That the usage became public knowledge only when Jackson's attorney began conducting a smear campaign intended to inflict irreparable harm on Ms. Deen's businesses also seems to be irrelevant information to the drive-by media.

The motive for the lawsuit has been made abundantly clear. Plaintiff Lisa T. Jackson wanted $1.25 million dollars that didn't belong to her, so she decided to sue Paula Deen and her brother.

Attorney Wesley Woolf left no doubt about the real motive of the plaintiff in January, when he sent a letter to Deen's attorneys demanding a $1.25 million dollar settlement. Woolf threatened to conduct the negative publicity campaign currently underway, making clear the consequences if their extortion demand was refused when he wrote (emphasis added):


...[the] economic losses they [Ms. Deen and Mr. Hiers] will experience if we are caused to bring this matter to a public forum. ... Exposure of the racist and sexist culture of her corporate and personal life is going to permanently and irreparably damage the value of her brand.

In her deposition, Ms. Jackson was forced to admit that she never heard Paula Deen utter a racial epithet, never knew her to discriminate against an employee based on gender, and never knew Paula Deen to sexually harass anyone.

Both plaintiff and defendant are white, making racial discrimination against Jackson an impossible charge to prove.

That would seem to make the accusations put forth in the lawsuit against Ms. Deen frivolous.

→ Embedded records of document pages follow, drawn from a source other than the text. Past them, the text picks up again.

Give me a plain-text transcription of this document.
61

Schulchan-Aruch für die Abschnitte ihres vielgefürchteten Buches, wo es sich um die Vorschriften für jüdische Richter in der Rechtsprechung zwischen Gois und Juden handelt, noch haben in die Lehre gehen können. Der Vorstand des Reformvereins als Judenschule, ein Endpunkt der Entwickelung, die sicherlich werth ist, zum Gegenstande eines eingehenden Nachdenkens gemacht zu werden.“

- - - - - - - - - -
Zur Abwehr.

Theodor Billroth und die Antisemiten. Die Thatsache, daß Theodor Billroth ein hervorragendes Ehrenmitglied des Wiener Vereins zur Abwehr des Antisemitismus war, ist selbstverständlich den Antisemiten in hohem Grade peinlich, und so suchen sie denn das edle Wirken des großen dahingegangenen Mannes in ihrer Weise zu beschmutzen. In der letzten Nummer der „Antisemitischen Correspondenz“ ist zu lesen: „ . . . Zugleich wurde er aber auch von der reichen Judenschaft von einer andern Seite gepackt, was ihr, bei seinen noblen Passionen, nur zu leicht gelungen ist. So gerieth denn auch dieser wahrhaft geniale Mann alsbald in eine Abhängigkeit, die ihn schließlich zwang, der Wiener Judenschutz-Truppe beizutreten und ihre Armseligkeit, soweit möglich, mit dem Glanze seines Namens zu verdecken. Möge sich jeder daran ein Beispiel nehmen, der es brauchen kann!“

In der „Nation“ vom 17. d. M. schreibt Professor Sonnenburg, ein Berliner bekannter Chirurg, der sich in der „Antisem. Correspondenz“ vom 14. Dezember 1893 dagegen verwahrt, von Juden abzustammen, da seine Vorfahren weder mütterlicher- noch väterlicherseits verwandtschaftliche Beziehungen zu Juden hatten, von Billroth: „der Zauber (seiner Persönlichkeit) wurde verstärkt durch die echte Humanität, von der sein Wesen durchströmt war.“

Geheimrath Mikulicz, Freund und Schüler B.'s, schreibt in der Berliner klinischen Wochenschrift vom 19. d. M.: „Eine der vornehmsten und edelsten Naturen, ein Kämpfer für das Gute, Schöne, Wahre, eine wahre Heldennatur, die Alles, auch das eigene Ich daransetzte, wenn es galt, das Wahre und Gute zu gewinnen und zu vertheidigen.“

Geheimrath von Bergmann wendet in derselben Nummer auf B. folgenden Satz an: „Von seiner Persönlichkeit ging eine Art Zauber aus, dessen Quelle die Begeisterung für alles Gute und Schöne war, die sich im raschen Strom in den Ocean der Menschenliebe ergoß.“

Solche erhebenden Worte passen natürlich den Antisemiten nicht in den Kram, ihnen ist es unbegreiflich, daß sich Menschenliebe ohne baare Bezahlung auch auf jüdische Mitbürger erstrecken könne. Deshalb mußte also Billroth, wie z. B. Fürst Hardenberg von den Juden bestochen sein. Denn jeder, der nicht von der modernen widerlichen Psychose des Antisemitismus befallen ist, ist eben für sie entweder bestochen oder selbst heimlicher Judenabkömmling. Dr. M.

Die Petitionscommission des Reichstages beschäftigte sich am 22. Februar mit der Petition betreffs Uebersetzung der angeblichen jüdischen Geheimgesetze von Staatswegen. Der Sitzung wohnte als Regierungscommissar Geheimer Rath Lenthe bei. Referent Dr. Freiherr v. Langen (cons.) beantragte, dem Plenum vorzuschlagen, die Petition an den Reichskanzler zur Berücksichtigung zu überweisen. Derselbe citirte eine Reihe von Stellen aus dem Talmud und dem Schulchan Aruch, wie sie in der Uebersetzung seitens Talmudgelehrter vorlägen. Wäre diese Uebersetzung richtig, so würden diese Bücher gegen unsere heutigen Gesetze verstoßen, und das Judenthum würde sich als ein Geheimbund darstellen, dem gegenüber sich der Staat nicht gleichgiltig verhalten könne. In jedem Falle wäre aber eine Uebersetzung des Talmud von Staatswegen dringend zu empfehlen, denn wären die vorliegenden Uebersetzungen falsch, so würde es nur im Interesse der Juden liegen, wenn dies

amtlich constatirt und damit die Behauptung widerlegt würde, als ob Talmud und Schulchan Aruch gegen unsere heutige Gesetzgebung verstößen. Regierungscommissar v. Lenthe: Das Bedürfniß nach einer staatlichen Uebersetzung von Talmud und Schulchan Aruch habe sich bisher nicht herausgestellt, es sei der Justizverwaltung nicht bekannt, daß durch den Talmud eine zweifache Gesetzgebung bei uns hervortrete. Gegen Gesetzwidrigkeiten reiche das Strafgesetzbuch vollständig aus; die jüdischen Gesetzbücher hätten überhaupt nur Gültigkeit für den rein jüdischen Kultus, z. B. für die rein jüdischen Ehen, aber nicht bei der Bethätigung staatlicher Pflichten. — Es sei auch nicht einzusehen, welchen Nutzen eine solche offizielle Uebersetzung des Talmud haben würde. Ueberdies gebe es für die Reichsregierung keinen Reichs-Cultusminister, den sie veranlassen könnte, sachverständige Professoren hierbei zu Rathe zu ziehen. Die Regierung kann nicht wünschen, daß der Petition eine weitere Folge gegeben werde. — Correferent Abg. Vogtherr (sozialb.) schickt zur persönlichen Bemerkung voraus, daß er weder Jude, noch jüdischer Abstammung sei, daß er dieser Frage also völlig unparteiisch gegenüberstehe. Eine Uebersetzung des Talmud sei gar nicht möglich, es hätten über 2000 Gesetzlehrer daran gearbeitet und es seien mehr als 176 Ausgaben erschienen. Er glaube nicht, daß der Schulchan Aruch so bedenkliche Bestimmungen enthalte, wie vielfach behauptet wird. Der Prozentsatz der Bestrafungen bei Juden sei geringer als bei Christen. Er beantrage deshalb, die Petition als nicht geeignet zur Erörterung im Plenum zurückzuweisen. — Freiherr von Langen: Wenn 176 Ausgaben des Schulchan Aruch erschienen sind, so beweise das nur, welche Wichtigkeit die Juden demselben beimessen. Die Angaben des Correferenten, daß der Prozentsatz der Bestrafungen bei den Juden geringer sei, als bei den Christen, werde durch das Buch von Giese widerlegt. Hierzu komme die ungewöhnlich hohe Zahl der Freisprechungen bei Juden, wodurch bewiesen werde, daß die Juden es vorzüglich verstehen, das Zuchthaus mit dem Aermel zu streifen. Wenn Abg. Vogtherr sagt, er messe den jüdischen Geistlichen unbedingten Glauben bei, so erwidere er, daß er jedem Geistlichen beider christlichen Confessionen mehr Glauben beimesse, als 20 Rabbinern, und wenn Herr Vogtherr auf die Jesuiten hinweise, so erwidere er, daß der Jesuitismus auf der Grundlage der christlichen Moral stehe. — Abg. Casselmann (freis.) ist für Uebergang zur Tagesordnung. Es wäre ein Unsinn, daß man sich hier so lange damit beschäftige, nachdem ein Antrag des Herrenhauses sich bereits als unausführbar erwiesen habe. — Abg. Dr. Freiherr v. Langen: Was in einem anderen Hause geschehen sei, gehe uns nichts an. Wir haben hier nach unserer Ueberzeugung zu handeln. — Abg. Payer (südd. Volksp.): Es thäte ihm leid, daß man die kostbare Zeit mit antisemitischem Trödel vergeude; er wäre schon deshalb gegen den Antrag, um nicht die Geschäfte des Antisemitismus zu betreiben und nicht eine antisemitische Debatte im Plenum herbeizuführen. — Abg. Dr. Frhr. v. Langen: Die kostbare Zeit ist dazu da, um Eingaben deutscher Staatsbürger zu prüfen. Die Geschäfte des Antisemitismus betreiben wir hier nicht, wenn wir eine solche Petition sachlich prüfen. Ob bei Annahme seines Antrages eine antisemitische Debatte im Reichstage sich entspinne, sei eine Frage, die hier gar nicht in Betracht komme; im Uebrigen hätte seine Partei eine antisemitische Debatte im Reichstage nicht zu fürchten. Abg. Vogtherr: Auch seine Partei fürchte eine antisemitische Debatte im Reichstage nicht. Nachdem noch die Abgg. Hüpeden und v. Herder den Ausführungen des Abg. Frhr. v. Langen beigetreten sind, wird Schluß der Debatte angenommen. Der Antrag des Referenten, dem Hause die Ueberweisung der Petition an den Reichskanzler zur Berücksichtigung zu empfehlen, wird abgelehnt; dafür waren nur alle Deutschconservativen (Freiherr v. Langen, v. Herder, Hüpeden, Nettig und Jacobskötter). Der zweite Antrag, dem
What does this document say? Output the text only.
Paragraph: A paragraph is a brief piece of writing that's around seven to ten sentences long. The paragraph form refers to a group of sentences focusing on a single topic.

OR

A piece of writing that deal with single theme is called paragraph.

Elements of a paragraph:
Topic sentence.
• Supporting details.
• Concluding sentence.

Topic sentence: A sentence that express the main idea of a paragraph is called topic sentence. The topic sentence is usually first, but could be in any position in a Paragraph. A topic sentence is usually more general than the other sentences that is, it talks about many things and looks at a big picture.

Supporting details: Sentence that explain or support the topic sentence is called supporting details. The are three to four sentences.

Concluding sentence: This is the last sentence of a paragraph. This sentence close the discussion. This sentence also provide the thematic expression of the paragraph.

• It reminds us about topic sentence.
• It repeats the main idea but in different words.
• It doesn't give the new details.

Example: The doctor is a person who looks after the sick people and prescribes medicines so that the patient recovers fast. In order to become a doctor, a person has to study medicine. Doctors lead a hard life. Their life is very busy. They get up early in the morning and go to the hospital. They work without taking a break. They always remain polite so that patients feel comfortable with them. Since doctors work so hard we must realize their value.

It has not been widely reported outside the local press that Jackson sent Deen and her brother a letter praising and thanking them both, only a few short months before filing suit. In an effusive letter she wrote:


When I came to work for this company, as a person, I felt hopeless. I needed something, some opportunity that could provide me hope as an individual, as a woman, to make it on my own. At 15, homeless, without parents and with a young child, my life was headed in a direction no one could ever assume positive. As you know, I did what I had to do to survive, but it clearly was not the freedom or happiness I ever hoped for... When I started working for Bubba, he gave me an opportunity that allowed me, over time, a freedom I have never experienced. He allowed me, for once in my life to take care of myself and for once, have faith in myself as a person and as a woman to know that I could do it on my own; y'all were my Aunt Peggy... I have been given opportunities that I never thought possible, all because of you and Bubba.

The person who wrote that letter now wants $1.25 million dollars? For what?

Let's forget for a moment that Quentin Tarantino and Chris Rock have both made a lot of money using that same word with recklessness and impunity, all under the guise of artistic license

Obviously, the word isn't strictly verboten.

But the really interesting question is this: who profits from Ms. Deen's admitted use of the word, nearly thirty years ago?

There is a reason she was included in the lawsuit. She has the deepest pockets for Ms. Jackson to pick, using the legal system and the media to do her dirty work.

Obviously, this isn't a case about seeking justice.

It's about character assassination and Lisa T. Jackson's shameless grab for $1.25 million dollars.

Another Jackson -- Jesse Jackson -- recently jumped on the Paula Deen bandwagon when he announced in the Huffington Post that Paula Deen could be "redeemed."

How much do you think that will cost her?